What work protections do 14-year-olds have when exceptions to minimum-age protections are considered?



 

This map tells us types of work that 14-year-olds are legally permitted to do under exceptions to minimum age for work

­ More information:

  • Legal exceptions are cases where the legislation allows children to do work at a younger age under specific circumstances. For hazardous work, we include any exception to the minimum age for hazardous work except “force majeure” (extraordinary circumstances such as war) and “no harm to health, safety, and morals” (because in this case the work would no longer be defined as hazardous). For general employment and light work, exceptions include specific types of work, such as agricultural, temporary, or seasonal work; exceptions to allow children to work with family members; and exceptions that require only minister or government approval or when the work is deemed indispensable for the child or their family, because these may not be adequately protective in practice.
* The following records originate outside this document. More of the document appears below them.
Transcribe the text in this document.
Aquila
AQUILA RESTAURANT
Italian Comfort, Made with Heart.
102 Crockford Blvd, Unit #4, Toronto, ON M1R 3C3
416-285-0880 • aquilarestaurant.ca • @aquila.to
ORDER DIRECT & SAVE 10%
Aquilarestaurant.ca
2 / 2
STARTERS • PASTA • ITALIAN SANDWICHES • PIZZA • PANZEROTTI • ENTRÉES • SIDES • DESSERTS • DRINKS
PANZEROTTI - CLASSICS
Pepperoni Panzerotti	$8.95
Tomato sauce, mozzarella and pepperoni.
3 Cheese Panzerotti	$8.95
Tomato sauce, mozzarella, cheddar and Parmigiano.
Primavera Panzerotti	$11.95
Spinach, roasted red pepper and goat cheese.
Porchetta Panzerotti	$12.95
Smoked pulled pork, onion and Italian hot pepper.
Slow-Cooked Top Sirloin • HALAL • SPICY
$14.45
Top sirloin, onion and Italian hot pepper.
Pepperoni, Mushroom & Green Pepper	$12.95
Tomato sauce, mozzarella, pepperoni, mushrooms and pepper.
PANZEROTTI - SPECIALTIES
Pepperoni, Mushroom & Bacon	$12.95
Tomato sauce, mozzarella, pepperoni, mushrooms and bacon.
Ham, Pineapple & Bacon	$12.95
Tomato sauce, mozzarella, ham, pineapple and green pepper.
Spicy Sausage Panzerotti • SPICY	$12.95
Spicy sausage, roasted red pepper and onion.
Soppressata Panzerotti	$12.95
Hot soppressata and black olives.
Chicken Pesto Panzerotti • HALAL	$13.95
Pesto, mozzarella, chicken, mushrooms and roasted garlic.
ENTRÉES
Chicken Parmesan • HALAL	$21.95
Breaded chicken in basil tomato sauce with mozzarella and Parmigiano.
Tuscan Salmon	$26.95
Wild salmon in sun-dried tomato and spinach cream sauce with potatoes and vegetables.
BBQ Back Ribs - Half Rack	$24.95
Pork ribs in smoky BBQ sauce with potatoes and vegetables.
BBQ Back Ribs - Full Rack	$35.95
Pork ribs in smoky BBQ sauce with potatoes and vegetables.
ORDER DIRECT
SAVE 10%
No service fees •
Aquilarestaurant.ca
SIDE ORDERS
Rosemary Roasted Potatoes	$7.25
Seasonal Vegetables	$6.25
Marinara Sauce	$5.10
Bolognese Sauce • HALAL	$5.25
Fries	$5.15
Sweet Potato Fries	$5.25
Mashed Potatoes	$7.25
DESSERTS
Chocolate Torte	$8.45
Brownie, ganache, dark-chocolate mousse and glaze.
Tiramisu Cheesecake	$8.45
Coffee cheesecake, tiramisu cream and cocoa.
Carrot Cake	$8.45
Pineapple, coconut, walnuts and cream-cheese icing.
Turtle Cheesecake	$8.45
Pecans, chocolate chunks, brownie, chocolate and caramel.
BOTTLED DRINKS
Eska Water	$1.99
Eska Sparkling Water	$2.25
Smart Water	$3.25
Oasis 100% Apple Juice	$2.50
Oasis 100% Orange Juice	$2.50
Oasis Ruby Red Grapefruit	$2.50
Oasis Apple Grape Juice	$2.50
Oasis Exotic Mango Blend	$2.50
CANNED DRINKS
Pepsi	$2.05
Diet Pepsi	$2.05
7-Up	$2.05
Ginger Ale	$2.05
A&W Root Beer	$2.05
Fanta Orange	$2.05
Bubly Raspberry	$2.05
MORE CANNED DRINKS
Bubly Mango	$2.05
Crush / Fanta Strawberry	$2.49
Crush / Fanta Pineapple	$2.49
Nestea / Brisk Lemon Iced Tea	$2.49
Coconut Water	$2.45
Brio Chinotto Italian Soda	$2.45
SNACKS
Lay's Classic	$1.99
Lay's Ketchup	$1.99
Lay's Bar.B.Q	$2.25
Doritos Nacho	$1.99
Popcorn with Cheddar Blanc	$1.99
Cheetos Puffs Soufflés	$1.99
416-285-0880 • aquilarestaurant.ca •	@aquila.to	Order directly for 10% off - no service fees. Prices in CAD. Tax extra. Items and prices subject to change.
  • Hazardous work is work that is harmful to children’s health or safety. If a country explicitly defined hazardous work in its legislation, its own definition was used. For countries that do not define hazardous work, we use the International Labour Organization’s definition: “(a) work which exposes children to physical, psychological or sexual abuse; (b) work underground, under water, at dangerous heights or in confined spaces; (c) work with dangerous machinery, equipment and tools, or which involves the manual handling or transport of heavy loads; (d) work in an unhealthy environment which may, for example, expose children to hazardous substances, agents, or processes, or to temperatures, noise levels, or vibrations damaging to their health; (e) work under particularly difficult conditions such as work for long hours or during the night or work where the child is unreasonably confined to the premises of the employer.”
  • In some cases, there is no minimum age for hazardous work, but there is a minimum age for general employment. In these cases, we assume children are not protected from hazardous work once they reach the minimum age for general employment, because any type of work is permitted at that age.
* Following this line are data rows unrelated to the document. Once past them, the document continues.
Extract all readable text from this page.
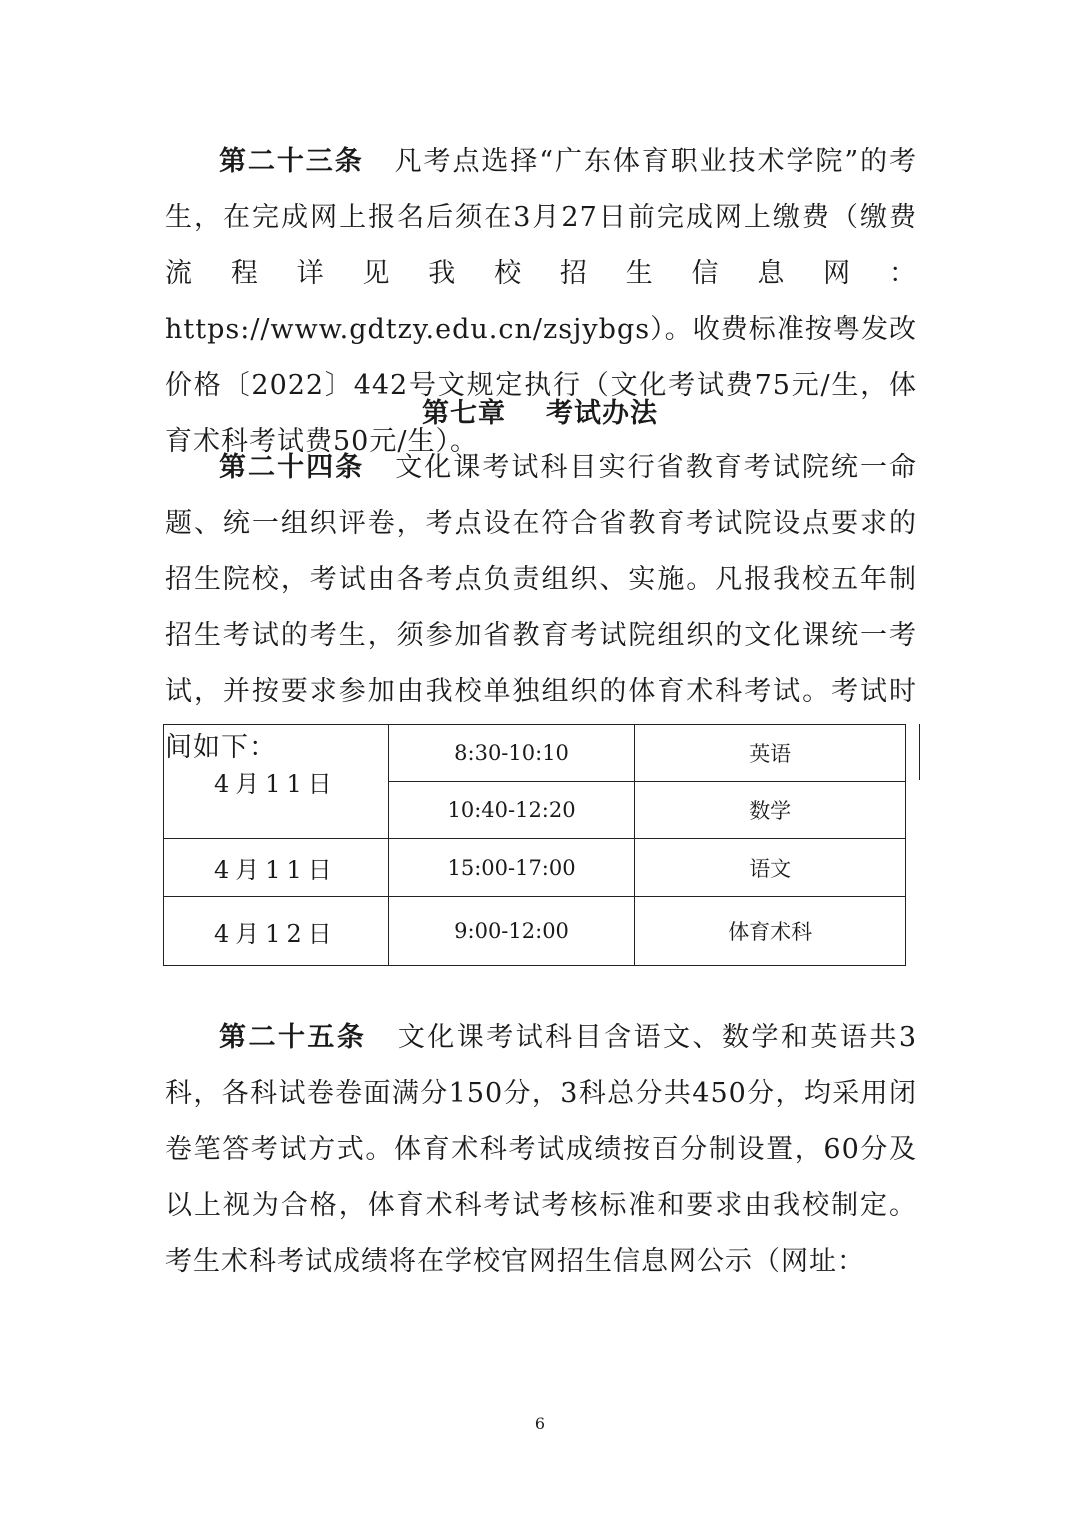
第二十三条 凡考点选择“广东体育职业技术学院”的考生，在完成网上报名后须在3月27日前完成网上缴费（缴费流程详见我校招生信息网：https://www.gdtzy.edu.cn/zsjybgs）。收费标准按粤发改价格〔2022〕442号文规定执行（文化考试费75元/生，体育术科考试费50元/生）。

第七章 考试办法

第二十四条 文化课考试科目实行省教育考试院统一命题、统一组织评卷，考点设在符合省教育考试院设点要求的招生院校，考试由各考点负责组织、实施。凡报我校五年制招生考试的考生，须参加省教育考试院组织的文化课统一考试，并按要求参加由我校单独组织的体育术科考试。考试时间如下：

4月11日	8:30-10:10	英语
	10:40-12:20	数学
4月11日	15:00-17:00	语文
4月12日	9:00-12:00	体育术科

第二十五条 文化课考试科目含语文、数学和英语共3科，各科试卷卷面满分150分，3科总分共450分，均采用闭卷笔答考试方式。体育术科考试成绩按百分制设置，60分及以上视为合格，体育术科考试考核标准和要求由我校制定。考生术科考试成绩将在学校官网招生信息网公示（网址：

6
  • Work is any employment that is not specified as hazardous or light. Children may only be allowed to work in agriculture or with family members.
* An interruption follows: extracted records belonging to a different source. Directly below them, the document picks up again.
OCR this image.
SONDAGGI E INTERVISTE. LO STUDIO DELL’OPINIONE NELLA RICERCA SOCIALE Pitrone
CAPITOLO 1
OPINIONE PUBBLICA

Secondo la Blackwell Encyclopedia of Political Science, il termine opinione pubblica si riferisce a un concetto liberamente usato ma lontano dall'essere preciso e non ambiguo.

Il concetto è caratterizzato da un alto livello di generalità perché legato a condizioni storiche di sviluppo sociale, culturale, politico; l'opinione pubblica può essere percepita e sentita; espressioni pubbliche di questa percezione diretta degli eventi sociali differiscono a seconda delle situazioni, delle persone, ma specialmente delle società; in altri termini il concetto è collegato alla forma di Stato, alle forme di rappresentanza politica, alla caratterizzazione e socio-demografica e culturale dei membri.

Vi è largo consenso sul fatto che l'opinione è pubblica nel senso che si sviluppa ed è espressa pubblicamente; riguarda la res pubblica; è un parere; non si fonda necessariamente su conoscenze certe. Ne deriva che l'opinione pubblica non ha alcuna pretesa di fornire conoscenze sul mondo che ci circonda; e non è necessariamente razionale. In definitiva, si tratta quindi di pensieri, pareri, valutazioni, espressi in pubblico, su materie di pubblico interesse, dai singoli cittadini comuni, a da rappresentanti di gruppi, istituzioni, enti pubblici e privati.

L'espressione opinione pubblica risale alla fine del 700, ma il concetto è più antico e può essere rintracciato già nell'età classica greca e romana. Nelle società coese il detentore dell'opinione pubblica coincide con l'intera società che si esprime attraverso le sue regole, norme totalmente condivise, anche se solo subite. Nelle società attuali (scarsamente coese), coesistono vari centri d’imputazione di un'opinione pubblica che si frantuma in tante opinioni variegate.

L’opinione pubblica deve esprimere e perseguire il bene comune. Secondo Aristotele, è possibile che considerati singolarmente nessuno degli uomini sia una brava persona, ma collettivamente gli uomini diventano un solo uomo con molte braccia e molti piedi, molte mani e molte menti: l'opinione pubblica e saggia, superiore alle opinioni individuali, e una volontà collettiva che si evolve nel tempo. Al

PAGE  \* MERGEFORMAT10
  • The International Labour Organization defines light work as “(a) not likely to be harmful to their health or development; and (b) not such as to prejudice their attendance at school, their participation in vocational orientation or training programmes approved by the competent authority or their capacity to benefit from the instruction received.” When a country does not explicitly define light work, we consider work “light” when legislation specifies that it cannot harm the child’s health or development or interrupt his or her schooling, or when the legislation explicitly identifies work that can be done at a younger age than general employment.